I believe that routine is a good and mostly necessary habit to develop in life. I know sometimes it's the routine that has helped me keep my sanity. I struggle with several areas of self-discipline (which I totally hate about myself) and have found that only by maintaining a strict routine can I become more disciplined in some of these areas.
There can be a time that routine can be way over-kill. For instance, I believe in semi-regular bed times for my kids, somewhere between 8:30 and 9:30 on non-church nights. For everybody's sanity. But if I was a total stickler for routine, I would not be able to cope on the nights when church ran later and the kids did not get to bed until 10:00 or 11:00. That is just one example of why I believe that routine is mostly necessary. Because life itself throws too many curve balls that are not part of our plans, strict routine followers will often end up more miserable and unable to cope with change of any kind.

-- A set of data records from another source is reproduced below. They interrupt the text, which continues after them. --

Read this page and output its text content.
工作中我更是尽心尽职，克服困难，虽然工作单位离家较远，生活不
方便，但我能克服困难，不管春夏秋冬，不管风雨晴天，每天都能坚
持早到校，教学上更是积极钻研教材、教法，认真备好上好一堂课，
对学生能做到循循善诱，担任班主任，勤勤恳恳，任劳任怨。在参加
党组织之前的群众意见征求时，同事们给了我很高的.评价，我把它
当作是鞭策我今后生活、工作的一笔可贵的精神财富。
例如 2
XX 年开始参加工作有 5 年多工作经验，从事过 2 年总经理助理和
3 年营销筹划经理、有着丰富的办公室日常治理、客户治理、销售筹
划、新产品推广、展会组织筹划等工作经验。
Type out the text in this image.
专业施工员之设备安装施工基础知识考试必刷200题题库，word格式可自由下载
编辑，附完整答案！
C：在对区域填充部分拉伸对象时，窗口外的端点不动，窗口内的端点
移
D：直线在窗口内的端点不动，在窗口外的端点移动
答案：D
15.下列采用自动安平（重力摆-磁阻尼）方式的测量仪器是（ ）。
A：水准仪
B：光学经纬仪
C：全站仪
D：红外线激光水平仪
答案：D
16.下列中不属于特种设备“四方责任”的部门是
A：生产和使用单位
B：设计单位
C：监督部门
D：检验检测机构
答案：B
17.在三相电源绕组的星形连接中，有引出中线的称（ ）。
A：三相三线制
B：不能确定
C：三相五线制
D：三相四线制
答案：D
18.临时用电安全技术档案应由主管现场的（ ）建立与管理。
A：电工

That is why Hannah's "ducks-in-a-row" quirk is much more serious to me. I can laugh about it at times, but really her personality I believe borders on OCD (obsessive compulsive disorder). Dave and I noticed this about her from as far back as we can remember. It started with little things like the exact placement of her dish, spoon and cup. If anything was too close to her dish, this would at times cause extreme upset. When she was really young she would want to clean the tub instead of play in it while bathing. She would constantly want to straighten out things that were "crooked". These are just a few examples.
Now I realize that any one of these things is okay and normal. We all have something we absolutely have to have a certain way. But for her there were and are several of these things. Even if she got over one issue, it presented itself in another way. She is not so concerned about the position of her plate anymore, but she is still obsessed with germs and cleanliness, to the point where I have to stop her from washing her hands because her hands actually bleed from over-washing. I know that this is one of the strongest indicators of true OCD.
I remember someone commenting to me when she was really little to just leave her alone, after all, why wouldn't you want your daughter to have "clean" habits? And not be lazy? True, of course, but to a point. I do want my daughter to keep a neat house. But living with her day after day and seeing the extremes of her personality, Dave and I believe that as much as possible, we have to upset her routine. Whenever she was irritated with her bowl and spoon being out of position, we would start them in a different position the next day. Or we would set something (like a used napkin, which she hated) close to her plate. Whenever she had a compulsion to clean something excessively, we would mess it up. We realized that we had to consistently upset her little apple cart and kept doing it until she adjusted to whatever it was that upset her. If that doesn't sit well with some people, that's okay. We believe, however, that in preparing her for life, she will be miserable, AND she'll make those closest to her miserable if she can't cope with her little world being tipped upside down EVERY ONCE IN A WHILE.
I do believe she is improving. And that is the reason that I believe Dave and I have handled this situation correctly. Her worst problem now is the excessive hand washing which we're still working on, but almost every other thing she can be talked-through and reasoned with. She is learning that she can be uncomfortable with imperfection. And with God's help she will become more balanced in general in this area.
The nice thing about her personality is that she is wonderful help to me. And I do encourage that.
As with everything in life, it's all about balance.